Do not waste money on cheap skimmers either. I got a free one from a friend of mine who paid $55 for it new. Having done research prior to setting my tank up, I found the skimmer is useless.

It was free so cannot complain but am looking at about $125 for one rated at 65g or 2x my tank volume.

Live rock is cheaper in the US than Canada so I would look at paying around $5-8 a lb for that, you dont have to get all live rock, dry marco rock is cheaper but you will still need a lot for that tank...I paid including shipping $135 for 40lb's and $14 for 2 small pieces of live rock (2.5lbs)

So there is about $280 straight off on just a few essential pieces...factor in powerheads, heaters (you need 2 or 3), saltwater test kits, buffers perhaps and live sand. It adds up quickly.

As mentioned, save and continue the research, it REALLY pays off...almost 6 months from when I started researching until last weekend when I got the tank going. The research paid off though as putting it all together was a breeze because I knew how to do stuff in advance. 
If you are going to have a sump, you can also spend the time building that, if you have it already. 
Patience is the key and you will enjoy it 100% more if you do the research now and not skip over things.

Keep a little journal on stuff like treating algae outbreaks etc, fish care, etc.

Hope this works out for you


----------



## jeffnsa (Jan 3, 2012)

You do not need a skimmer right away unless you will have sps corals, then it is a must. Also the amount of rock that most people say you can be detrimental to the tank unless you have massive water flow by trapping too much detritus in the rock. A salt water tank can be set up relativly cheapif you want soft corals and some lps. Research and find the BEST lighting set up for your tank bcause you will want more different types of corals and it beats going through a couple of different lights.
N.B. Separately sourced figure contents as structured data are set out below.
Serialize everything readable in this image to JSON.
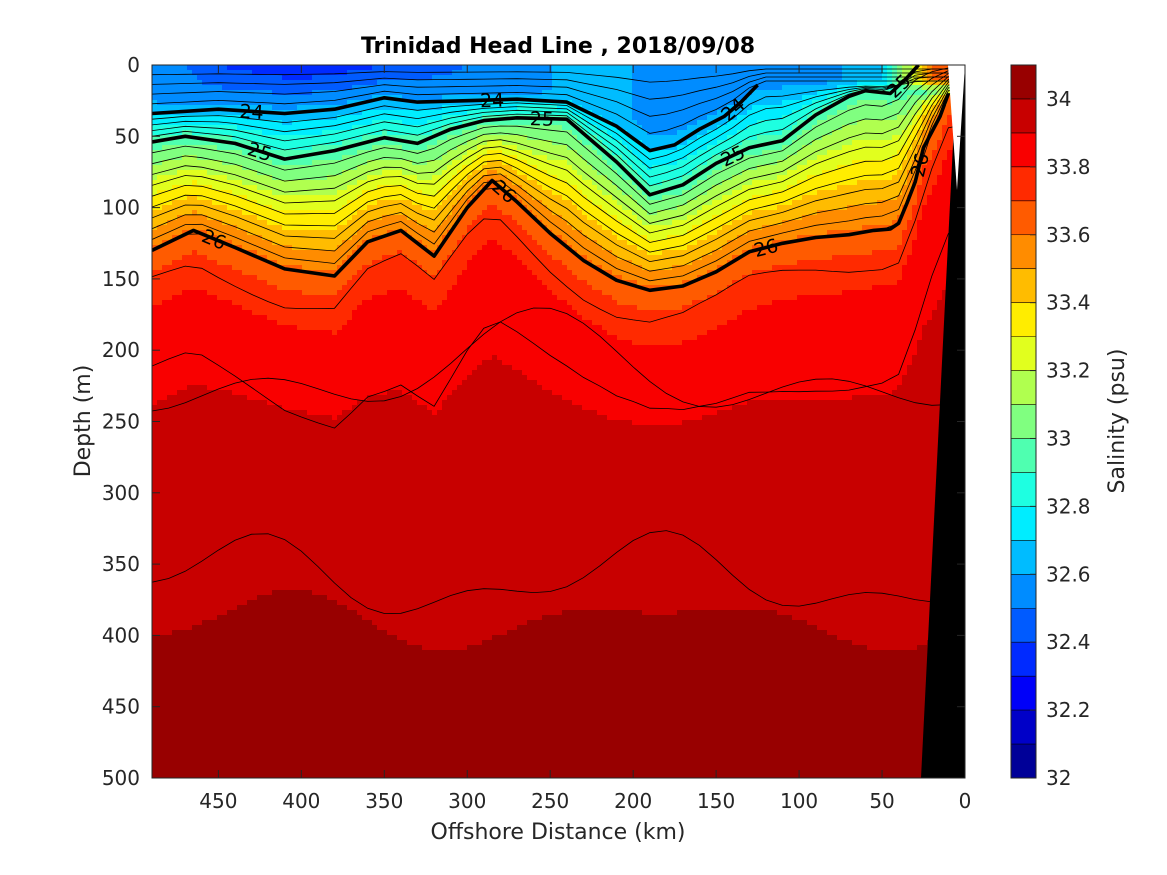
{
  "chart_data": {
    "type": "heatmap",
    "title": "Trinidad Head Line , 2018/09/08",
    "xlabel": "Offshore Distance (km)",
    "ylabel": "Depth (m)",
    "colorbar_label": "Salinity (psu)",
    "xlim": [
      490,
      0
    ],
    "ylim": [
      0,
      500
    ],
    "y_reversed": true,
    "x_reversed": true,
    "x_ticks": [
      450,
      400,
      350,
      300,
      250,
      200,
      150,
      100,
      50,
      0
    ],
    "y_ticks": [
      0,
      50,
      100,
      150,
      200,
      250,
      300,
      350,
      400,
      450,
      500
    ],
    "colorbar": {
      "min": 32,
      "max": 34.1,
      "step": 0.1,
      "tick_values": [
        32,
        32.2,
        32.4,
        32.6,
        32.8,
        33,
        33.2,
        33.4,
        33.6,
        33.8,
        34
      ],
      "tick_labels": [
        "32",
        "32.2",
        "32.4",
        "32.6",
        "32.8",
        "33",
        "33.2",
        "33.4",
        "33.6",
        "33.8",
        "34"
      ]
    },
    "salinity_profile_x_km": [
      490,
      450,
      400,
      350,
      300,
      250,
      200,
      150,
      100,
      50,
      20
    ],
    "salinity_surface_psu": [
      32.6,
      32.4,
      32.3,
      32.4,
      32.5,
      32.6,
      32.6,
      32.5,
      32.5,
      32.7,
      33.6
    ],
    "density_contours": [
      {
        "label": "24",
        "bold": true,
        "x": [
          490,
          450,
          410,
          380,
          350,
          330,
          300,
          270,
          240,
          210,
          190,
          175,
          160,
          145,
          135,
          125
        ],
        "depth": [
          34,
          31,
          34,
          31,
          23,
          26,
          25,
          24,
          26,
          43,
          60,
          56,
          45,
          36,
          26,
          14
        ]
      },
      {
        "label": "25",
        "bold": true,
        "x": [
          490,
          470,
          440,
          410,
          380,
          350,
          330,
          310,
          290,
          270,
          240,
          210,
          190,
          170,
          150,
          130,
          110,
          90,
          70,
          60,
          45,
          35,
          28
        ],
        "depth": [
          54,
          50,
          55,
          66,
          60,
          51,
          55,
          45,
          39,
          37,
          38,
          68,
          91,
          84,
          69,
          58,
          53,
          35,
          22,
          18,
          20,
          9,
          0
        ]
      },
      {
        "label": "26",
        "bold": true,
        "x": [
          490,
          465,
          440,
          410,
          380,
          360,
          340,
          320,
          300,
          285,
          270,
          250,
          230,
          210,
          190,
          170,
          150,
          130,
          110,
          90,
          70,
          55,
          45,
          40,
          35,
          30,
          25,
          15,
          10
        ],
        "depth": [
          130,
          116,
          128,
          143,
          148,
          124,
          116,
          134,
          100,
          81,
          96,
          118,
          137,
          151,
          158,
          155,
          145,
          131,
          125,
          121,
          119,
          116,
          115,
          111,
          97,
          82,
          58,
          36,
          20
        ]
      }
    ]
  }
}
Look into a refugium to grow out different types of algea to either feed your herbavores and also for filtration.THE NUMBER ONE THING IS TO TAKE IT SLOW.


----------



## bruno (Feb 8, 2012)

yea im sure it pays off i cant wait to get it started
and thanks again for the help


----------



## bruno (Feb 8, 2012)

hey
do you guys know if a tropical fresh water tank is any cheaper ?
or what i would need to get 1 going


----------



## GwenInNM (Feb 2, 2011)

bruno said:


> hey
> do you guys know if a tropical fresh water tank is any cheaper ?
> or what i would need to get 1 going



Yes, it's cheaper. I'd think about what you want it to look like. Do you want a natural look of sand? Playsand is very cheap (Home depot) but it does require lots and lots of rinsing. The look is nice though. If you do gravel, I'd recommend a pea size gravel, keeping substrate as natural for fish as possible. Recommended amount if one lb. per gallon of tank. So, a 20 gal tank, would need about 20 lbs of gravel. If you want plants, you need to make sure you have a good florescent bulb. They aren't that expensive, and if you post in the planted tank section, you'll get help with that. Or read stickys on the forum about starting a planted tank. You can buy plants slowly, they aren't that expensive ($2.99-8.99 a piece or less, depending where you get them etc). You need a filter, a heater and rocks or driftwood, which again, if you find your own rocks and rinse them well over boiling water, there is no cost for that  You need to be careful with some rocks, as they can change your water ph etc. I used slate that I stacked, and it is fine in tanks.

You need a good declohrinator (Prime) and a 5 gal clean bucket, a siphon to do water changes ($10.00). There are always other little things to pick up, but you could easily get started with just that.

Did I miss anything, anyone?

Gwen


----------